- Tazeh Kand-e Sabalan
- Coordinates: 38°14′34″N 48°01′53″E﻿ / ﻿38.24278°N 48.03139°E
- Country: Iran
- Province: Ardabil
- County: Sareyn
- District: Sabalan
- Rural District: Arjestan

Population (2016)
- • Total: 163
- Time zone: UTC+3:30 (IRST)

= Tazeh Kand-e Sabalan =

Village in Ardabil province, Iran

Tazeh Kand-e Sabalan (تازه‌كند سبلان) (Note: Also romanized as Tāzeh Kand-e Sabalān; also known as Tāzeh Kand) is a village in Arjestan Rural District of Sabalan District in Sareyn County, Ardabil province, Iran.

==Demographics==
===Population===
At the time of the 2006 National Census, the village's population was 138 in 29 households, when it was in Sabalan Rural District of the former Sareyn District in Ardabil County.

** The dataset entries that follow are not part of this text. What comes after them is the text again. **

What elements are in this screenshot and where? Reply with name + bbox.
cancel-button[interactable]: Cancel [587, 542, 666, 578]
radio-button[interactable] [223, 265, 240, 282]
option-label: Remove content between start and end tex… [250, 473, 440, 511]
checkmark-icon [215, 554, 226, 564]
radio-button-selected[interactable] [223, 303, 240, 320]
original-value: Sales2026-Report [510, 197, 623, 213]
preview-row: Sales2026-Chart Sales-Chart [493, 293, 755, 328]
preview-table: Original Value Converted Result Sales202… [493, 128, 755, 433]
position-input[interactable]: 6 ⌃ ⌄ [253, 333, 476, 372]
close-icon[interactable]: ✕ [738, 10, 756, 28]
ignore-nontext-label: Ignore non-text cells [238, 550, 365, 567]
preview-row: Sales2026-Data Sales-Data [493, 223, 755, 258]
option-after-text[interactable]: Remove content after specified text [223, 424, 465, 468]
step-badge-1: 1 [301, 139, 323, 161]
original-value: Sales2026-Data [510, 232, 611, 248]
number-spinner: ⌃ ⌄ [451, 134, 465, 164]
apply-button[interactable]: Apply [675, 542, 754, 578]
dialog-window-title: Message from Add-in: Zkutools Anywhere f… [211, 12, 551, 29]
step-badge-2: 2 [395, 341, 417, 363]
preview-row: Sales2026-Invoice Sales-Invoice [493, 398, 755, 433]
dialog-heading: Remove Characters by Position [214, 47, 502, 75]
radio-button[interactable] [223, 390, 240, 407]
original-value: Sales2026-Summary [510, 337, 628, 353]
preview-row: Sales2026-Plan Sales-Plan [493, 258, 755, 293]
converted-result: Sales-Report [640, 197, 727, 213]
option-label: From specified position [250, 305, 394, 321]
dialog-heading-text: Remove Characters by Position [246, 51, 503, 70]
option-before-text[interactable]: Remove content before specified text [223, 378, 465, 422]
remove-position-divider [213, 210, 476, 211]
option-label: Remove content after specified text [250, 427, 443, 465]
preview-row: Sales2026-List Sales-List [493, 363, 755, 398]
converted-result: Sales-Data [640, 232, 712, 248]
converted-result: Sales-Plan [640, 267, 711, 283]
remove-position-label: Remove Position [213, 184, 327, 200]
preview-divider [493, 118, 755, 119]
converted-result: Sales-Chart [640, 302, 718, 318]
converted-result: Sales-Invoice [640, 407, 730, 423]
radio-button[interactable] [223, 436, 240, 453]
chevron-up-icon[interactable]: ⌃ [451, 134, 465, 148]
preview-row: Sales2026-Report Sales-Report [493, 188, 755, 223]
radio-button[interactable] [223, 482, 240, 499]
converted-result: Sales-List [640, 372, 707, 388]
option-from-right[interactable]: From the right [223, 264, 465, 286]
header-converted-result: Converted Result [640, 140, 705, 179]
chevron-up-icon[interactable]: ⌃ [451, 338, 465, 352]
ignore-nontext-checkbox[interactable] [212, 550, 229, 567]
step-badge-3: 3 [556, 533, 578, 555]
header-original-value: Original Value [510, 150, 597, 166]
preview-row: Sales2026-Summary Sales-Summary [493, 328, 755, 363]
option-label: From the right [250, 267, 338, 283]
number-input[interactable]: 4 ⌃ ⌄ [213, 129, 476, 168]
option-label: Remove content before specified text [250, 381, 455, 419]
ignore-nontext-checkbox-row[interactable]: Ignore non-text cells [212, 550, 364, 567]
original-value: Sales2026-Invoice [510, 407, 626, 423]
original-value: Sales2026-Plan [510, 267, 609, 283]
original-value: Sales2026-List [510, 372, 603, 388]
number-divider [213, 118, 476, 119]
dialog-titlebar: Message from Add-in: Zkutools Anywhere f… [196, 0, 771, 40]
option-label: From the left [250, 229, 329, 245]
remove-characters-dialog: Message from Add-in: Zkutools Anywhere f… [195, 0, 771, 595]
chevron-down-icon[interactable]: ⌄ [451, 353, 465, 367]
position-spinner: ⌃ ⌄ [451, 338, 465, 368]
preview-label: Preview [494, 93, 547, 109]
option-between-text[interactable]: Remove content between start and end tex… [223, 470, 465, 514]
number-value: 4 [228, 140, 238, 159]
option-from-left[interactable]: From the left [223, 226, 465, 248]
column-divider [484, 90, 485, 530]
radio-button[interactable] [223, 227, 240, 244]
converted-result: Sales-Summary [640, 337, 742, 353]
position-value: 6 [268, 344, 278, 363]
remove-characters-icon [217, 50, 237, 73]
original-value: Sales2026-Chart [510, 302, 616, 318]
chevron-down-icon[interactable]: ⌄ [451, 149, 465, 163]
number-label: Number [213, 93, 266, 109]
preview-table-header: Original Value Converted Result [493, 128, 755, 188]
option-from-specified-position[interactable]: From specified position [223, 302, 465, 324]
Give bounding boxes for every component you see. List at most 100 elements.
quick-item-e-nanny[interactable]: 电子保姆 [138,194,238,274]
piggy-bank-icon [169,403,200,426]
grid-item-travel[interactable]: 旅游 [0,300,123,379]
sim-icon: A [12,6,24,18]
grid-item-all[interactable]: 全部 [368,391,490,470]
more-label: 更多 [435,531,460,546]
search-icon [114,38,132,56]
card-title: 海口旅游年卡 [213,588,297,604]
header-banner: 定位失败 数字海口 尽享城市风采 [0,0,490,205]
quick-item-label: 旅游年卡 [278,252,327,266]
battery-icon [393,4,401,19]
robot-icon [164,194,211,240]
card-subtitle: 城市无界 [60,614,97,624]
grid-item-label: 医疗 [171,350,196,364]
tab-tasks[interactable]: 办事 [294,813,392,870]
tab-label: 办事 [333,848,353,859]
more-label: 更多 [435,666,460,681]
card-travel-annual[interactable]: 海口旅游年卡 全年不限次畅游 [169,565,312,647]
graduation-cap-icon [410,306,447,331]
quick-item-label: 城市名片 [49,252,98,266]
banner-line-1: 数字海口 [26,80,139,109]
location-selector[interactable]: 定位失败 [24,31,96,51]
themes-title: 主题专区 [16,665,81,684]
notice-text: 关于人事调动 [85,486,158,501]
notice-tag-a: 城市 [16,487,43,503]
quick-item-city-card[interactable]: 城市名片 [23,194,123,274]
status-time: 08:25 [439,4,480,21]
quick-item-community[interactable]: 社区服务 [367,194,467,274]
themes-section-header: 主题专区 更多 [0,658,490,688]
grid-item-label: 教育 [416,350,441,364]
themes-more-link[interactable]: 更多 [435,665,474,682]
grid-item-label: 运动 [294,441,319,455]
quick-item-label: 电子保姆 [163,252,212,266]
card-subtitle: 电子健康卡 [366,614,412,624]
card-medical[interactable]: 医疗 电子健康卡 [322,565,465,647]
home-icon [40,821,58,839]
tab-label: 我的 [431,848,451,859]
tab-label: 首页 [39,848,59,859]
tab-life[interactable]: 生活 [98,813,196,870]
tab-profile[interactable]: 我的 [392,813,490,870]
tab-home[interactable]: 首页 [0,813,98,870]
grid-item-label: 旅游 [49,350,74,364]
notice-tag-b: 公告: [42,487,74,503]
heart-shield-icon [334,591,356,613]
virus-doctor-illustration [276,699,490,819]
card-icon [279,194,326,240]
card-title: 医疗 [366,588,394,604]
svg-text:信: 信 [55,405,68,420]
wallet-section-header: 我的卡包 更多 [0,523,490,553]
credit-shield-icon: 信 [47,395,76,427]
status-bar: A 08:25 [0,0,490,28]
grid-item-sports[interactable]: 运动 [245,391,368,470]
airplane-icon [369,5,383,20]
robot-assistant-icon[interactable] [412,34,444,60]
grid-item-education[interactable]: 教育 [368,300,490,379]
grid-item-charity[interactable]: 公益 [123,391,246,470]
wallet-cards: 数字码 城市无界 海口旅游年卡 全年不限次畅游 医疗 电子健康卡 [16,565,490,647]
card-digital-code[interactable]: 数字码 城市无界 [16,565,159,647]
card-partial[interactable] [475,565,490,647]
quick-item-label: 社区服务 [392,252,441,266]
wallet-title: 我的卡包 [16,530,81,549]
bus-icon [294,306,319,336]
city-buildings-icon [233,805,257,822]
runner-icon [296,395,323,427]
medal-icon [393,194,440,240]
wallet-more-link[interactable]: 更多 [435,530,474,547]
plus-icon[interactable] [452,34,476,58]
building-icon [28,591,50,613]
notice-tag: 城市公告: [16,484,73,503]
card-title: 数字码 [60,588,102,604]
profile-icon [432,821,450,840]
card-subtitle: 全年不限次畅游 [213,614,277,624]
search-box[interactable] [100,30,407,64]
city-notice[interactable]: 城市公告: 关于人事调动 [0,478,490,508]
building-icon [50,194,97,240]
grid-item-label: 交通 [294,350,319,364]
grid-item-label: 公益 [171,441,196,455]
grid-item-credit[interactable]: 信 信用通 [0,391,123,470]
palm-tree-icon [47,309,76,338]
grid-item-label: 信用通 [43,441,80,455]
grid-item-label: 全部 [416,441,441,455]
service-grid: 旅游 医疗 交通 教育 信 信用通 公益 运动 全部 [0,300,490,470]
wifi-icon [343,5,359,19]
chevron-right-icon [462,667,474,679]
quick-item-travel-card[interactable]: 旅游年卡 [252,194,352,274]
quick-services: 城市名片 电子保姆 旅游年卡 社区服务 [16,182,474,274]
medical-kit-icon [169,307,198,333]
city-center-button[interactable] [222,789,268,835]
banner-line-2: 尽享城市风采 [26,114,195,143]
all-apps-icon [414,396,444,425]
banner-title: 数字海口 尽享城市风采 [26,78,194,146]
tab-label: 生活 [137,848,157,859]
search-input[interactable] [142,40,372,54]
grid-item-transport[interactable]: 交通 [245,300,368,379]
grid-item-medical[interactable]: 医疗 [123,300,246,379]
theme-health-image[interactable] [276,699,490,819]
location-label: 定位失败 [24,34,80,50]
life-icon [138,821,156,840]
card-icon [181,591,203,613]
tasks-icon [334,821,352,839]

The following census in 2011 counted 142 people in 37 households, by which time the district had been separated from the county in the establishment of Sareyn County. The rural district was transferred to the new Sabalan District, and the village was transferred to Arjestan Rural District created in the district. The 2016 census measured the population of the village as 163 people in 51 households.